I made this Apricot-Cherry Crisp a few weeks ago, but realized that I’d never posted about it. The recipe comes from Deborah Madison’s “Local Flavors”, and while it’s not an entirely vegan cookbook, many of the recipes are easily adapted.
I was really excited to try this recipe since I love both cherries and apricots, though I’ve never really baked with apricots before. I think the only change I made to this was to increase the amount of “crisp”, which I often do with recipes like this one.
So how did it taste? To be honest, it was just a little bit tart for me. I’m guessing the main reason for this was the fact that the apricots I used just weren’t sweet enough, but with really ripe fruit, I think this would be mind-blowingly delicious.

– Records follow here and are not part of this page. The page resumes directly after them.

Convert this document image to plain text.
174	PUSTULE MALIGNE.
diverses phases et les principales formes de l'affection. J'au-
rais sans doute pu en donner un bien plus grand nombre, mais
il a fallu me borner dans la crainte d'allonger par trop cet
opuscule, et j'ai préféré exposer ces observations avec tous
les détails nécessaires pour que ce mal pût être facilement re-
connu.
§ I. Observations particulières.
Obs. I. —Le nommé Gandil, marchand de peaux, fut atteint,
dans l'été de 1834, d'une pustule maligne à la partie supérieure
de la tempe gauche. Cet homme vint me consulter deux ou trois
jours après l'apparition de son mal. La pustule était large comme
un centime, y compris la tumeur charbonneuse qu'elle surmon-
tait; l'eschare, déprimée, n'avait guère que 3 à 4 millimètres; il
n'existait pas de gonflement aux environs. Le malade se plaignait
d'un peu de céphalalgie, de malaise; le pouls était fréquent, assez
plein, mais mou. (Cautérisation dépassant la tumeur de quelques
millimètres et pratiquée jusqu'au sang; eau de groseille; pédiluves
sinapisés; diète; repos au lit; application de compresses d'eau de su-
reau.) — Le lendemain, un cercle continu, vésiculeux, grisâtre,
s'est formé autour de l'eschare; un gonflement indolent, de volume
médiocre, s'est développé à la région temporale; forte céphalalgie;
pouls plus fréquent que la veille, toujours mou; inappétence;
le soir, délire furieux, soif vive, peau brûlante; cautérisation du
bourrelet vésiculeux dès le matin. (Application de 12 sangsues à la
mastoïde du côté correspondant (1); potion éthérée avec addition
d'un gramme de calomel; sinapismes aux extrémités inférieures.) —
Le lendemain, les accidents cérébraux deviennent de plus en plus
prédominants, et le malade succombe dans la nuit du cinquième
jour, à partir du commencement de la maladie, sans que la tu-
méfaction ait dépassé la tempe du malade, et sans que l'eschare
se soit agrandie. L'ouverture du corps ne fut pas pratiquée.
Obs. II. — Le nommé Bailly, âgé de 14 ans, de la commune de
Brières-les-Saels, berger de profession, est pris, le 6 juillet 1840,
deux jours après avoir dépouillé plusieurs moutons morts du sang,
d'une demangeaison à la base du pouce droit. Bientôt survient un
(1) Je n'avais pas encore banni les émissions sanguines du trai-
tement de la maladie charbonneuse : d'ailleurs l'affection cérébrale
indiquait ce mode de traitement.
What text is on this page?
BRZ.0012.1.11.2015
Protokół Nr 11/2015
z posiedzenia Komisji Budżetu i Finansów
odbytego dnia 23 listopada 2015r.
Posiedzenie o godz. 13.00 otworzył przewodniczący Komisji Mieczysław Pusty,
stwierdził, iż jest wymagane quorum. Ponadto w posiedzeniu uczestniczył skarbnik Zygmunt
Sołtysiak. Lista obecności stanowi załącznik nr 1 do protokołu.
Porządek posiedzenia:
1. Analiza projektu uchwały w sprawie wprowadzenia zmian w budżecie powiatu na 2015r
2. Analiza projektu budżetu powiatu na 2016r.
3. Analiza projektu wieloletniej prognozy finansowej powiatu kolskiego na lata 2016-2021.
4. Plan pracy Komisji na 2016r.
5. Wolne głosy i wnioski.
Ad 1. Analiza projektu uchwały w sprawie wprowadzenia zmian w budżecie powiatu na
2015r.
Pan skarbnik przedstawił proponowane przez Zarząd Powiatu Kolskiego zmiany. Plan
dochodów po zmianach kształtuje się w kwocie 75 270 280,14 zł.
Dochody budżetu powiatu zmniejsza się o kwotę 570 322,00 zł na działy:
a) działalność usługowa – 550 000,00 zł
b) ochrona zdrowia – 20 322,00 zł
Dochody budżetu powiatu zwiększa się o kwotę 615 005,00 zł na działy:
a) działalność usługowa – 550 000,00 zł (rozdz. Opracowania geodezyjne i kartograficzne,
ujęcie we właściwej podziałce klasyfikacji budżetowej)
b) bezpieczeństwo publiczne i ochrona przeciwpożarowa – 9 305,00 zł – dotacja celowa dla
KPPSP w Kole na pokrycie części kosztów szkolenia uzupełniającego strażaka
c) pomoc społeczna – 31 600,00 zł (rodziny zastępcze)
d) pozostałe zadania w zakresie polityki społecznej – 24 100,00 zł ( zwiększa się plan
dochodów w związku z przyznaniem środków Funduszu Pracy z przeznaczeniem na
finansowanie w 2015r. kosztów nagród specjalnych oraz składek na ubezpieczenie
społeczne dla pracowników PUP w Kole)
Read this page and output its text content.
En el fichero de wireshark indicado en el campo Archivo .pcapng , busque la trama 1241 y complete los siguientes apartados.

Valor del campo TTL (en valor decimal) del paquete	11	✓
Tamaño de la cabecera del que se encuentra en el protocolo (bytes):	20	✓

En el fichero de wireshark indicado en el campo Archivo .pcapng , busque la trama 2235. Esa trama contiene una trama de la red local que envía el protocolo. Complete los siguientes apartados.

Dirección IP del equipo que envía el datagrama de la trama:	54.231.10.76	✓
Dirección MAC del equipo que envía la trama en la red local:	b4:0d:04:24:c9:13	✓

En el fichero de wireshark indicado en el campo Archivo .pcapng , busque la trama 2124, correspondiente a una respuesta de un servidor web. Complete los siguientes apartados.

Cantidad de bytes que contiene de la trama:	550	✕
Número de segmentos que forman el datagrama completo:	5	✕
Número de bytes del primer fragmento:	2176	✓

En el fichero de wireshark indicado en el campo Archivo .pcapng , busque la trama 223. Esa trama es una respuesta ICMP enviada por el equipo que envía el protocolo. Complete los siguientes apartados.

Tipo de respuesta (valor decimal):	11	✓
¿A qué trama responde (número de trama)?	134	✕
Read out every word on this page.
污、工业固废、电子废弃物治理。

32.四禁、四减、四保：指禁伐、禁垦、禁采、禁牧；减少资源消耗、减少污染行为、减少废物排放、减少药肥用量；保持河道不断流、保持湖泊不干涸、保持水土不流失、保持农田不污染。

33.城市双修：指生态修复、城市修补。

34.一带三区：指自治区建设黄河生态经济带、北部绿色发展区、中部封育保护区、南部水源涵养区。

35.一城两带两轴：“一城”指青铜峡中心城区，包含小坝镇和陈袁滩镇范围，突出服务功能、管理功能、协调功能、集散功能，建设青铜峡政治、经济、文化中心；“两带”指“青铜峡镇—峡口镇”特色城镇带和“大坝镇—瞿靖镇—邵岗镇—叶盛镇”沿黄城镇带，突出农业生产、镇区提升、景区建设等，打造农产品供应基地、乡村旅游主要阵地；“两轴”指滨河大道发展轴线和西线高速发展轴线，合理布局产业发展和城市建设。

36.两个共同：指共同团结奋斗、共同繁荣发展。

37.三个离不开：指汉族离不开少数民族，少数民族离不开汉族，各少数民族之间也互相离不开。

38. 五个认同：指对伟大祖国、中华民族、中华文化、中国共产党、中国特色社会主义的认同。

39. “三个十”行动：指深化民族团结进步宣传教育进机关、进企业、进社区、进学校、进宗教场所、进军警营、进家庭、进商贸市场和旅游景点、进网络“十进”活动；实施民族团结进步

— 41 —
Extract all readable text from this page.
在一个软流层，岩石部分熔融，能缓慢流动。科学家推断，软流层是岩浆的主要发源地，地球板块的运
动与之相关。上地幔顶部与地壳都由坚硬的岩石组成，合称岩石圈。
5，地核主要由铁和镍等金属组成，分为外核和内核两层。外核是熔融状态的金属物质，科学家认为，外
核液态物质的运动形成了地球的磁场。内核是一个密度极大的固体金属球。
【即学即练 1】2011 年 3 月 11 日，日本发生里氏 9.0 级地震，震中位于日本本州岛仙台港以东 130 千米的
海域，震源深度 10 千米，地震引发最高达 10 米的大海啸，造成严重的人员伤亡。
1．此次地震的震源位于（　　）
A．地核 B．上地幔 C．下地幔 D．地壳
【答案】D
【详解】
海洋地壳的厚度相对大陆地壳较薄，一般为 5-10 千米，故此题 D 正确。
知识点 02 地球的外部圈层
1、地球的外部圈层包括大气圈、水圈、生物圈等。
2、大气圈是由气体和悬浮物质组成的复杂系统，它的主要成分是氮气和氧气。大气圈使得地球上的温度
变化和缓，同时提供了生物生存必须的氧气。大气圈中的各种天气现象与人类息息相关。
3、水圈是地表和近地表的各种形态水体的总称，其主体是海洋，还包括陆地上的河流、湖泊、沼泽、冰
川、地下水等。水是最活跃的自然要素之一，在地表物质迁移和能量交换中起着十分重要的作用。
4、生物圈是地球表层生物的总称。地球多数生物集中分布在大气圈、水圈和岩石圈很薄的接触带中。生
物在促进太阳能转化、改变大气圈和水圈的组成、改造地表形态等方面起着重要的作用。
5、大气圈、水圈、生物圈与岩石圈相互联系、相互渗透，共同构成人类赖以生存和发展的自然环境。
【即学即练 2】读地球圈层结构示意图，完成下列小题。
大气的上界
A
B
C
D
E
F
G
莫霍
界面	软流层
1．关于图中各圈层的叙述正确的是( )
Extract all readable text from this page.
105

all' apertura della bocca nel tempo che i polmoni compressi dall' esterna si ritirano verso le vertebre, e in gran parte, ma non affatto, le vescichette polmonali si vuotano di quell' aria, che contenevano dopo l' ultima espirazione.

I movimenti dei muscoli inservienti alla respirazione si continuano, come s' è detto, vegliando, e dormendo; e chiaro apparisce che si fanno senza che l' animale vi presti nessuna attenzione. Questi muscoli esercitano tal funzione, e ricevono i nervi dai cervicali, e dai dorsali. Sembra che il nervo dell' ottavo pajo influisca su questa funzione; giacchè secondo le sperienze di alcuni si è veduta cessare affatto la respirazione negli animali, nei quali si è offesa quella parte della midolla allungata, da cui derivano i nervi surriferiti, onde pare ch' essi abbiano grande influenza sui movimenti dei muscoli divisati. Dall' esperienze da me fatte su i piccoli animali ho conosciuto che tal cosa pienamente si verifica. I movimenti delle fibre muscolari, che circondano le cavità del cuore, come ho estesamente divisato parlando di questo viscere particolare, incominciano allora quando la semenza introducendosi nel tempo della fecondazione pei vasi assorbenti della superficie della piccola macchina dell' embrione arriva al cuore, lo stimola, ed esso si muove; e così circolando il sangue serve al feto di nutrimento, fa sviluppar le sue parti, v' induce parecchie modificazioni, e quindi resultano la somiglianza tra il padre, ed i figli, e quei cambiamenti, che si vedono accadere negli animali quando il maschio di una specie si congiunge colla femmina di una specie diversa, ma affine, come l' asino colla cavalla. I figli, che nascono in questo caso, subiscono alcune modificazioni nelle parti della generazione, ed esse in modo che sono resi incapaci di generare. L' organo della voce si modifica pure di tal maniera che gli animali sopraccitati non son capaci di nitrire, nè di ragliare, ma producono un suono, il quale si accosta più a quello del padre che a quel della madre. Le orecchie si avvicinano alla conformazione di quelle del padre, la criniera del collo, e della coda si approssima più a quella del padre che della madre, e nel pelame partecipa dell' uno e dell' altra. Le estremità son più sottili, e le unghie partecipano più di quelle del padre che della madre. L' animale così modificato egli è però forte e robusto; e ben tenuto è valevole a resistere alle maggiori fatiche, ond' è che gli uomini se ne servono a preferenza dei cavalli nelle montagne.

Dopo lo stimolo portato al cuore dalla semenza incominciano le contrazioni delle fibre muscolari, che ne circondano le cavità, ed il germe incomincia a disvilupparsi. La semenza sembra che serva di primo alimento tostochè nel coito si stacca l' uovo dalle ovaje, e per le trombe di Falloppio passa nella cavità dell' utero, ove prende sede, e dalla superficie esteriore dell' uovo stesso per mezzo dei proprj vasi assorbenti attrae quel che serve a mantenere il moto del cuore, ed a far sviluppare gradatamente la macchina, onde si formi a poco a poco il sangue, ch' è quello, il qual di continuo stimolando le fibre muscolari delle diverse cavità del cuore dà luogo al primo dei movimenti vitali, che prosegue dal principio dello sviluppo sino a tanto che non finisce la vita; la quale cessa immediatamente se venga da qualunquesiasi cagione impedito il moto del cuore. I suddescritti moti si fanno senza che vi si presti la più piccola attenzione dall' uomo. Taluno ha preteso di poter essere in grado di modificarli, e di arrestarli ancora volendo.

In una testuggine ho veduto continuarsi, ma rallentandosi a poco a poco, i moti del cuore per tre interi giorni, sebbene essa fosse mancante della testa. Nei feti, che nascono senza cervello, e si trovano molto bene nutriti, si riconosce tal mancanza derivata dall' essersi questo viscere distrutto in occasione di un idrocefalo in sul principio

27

Don’t get me wrong, it was really tasty regardless, but if you know me at all then you know that I’m super picky about desserts. The recipe itself is great (and totally vegan if you substitute non-dairy margarine for the butter – easy!). Another great fix for this if you do find yourself with under-ripe fruit would be to smother it in some non-dairy ice cream or whipped coconut cream.
I’m excited to try this one again with some super sweet fruit. I think it would also be great using other summer fruits, and since peaches are my favorite, I might have to use them in place of the apricots. What’s your favorite fruit-based dessert?